Back at the van we made our lunch and sat at one of the picnic tables with a cuppa to enjoy the sunshine, before heading off on a walk around the salt marshes to Blakeney Harbour. We had a walk around the narrow streets and found the Spar shop and seafood shop for tomorrow. I also noticed the harbour car park is free to NT members - result! We retraced the route back to Morston and drove to our stop for tonight - Highsand Creek campsite in the village of Stiffkey (pronounced 'Stewkey'). The Stiffkey cockle is famous for its dark blue shell and meaty mollusc. Unfortunately this was a poor choice of site. At £23 without electric hookup, it was the most expensive place we have ever stayed in the van. We were allocated a grass pitch, all of them laid out in a strict grid - ours was C4. The campsite is large with tents on one side and motorhomes on the other.
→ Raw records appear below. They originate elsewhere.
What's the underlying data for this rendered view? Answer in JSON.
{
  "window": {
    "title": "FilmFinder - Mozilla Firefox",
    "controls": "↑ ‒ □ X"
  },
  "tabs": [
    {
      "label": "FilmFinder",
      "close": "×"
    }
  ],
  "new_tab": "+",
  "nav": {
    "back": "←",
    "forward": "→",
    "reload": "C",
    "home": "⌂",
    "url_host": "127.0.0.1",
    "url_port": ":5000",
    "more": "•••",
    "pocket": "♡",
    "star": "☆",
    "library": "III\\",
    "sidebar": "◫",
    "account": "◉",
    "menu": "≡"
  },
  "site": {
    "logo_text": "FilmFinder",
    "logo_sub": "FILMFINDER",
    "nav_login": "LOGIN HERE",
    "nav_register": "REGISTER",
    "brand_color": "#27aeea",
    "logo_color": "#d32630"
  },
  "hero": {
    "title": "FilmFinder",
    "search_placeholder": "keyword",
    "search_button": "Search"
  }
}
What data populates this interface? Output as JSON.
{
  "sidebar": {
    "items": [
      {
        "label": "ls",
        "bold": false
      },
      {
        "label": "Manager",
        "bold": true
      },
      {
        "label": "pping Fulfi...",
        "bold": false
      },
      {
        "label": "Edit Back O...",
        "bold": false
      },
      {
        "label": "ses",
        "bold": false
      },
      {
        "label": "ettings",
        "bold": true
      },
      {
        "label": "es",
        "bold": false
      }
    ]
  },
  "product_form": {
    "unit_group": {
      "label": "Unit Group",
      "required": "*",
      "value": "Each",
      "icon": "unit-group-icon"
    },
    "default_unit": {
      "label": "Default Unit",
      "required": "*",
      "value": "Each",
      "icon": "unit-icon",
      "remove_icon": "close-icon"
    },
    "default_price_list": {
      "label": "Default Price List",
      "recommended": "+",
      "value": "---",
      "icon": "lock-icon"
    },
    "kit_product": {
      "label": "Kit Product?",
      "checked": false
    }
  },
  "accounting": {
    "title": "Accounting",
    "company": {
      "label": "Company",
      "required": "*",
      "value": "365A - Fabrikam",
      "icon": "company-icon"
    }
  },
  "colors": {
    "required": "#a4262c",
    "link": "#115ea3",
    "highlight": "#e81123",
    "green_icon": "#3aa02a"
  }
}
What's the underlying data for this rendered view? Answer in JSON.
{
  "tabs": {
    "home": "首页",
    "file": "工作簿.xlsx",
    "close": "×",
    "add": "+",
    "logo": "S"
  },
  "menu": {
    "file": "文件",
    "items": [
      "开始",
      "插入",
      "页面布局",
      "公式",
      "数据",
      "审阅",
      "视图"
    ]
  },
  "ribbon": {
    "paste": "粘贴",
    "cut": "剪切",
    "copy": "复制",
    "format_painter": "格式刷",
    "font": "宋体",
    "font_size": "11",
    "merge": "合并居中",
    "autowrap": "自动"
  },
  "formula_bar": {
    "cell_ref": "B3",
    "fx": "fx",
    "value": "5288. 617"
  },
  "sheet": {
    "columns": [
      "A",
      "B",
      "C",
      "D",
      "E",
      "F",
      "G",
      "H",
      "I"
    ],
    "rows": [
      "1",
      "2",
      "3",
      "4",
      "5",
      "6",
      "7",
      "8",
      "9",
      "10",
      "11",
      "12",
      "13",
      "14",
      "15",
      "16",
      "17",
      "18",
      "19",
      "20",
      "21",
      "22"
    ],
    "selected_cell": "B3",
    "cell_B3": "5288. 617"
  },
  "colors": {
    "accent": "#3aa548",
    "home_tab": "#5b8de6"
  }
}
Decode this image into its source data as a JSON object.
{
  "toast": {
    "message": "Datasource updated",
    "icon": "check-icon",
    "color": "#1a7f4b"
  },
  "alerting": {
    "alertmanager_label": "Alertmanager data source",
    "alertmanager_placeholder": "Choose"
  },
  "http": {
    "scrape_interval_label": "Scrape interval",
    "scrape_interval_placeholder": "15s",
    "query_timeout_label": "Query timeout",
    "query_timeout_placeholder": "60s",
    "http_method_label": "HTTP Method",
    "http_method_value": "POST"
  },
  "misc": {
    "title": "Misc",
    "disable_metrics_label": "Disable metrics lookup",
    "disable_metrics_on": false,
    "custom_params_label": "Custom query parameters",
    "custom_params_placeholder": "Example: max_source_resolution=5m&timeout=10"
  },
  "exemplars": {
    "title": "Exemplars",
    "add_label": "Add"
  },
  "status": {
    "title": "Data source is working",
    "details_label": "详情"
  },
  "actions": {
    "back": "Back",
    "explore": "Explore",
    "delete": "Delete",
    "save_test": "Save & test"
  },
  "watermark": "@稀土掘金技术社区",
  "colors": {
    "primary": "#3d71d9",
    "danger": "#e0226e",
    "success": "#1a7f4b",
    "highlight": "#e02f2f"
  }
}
The latter was quite empty but all the vans were allocated pitches next to each other, so we all huddled together in one area, while the rest of the campsite was empty. All around were old-style hangars - it felt (and looked) like a WW2 military camp, hence me calling it Stalag 19! I thought perhaps they'd be a 0500 roll-call, complete with searchlights and guard dogs, when we would be roused from our beds and made to stand to attention at the front of our vans and shout out our pitch number, just to make sure nobody had escaped in the night! The facilities block were also a little tired and smelled of sewage. Cathy braved the showers first and came back drenched - the shower was so strong the jet of water hit the back of the door where she had hung her dry, clean clothes. The cubicles floors also seemed to slope the wrong way so that all the water escaped under the door - the only thing to escape that night!! I had a similar experience, although managed to keep my clothes dry. I prepared a Greek salad for dinner, while scooping a couple of strong G&Ts. We had this with some lamb steaks cooked on the Cadac and sat outside in the warm, humid air. A bottle of vinho verde kept us the right side of sanity and once it was getting dark, and a gentle mizzle started to fall from the grey sky, we retired to our prison hut - I mean van bed! There was much whispered talk of digging tunnels and jumping the fence in the van, but in the end we just fell asleep.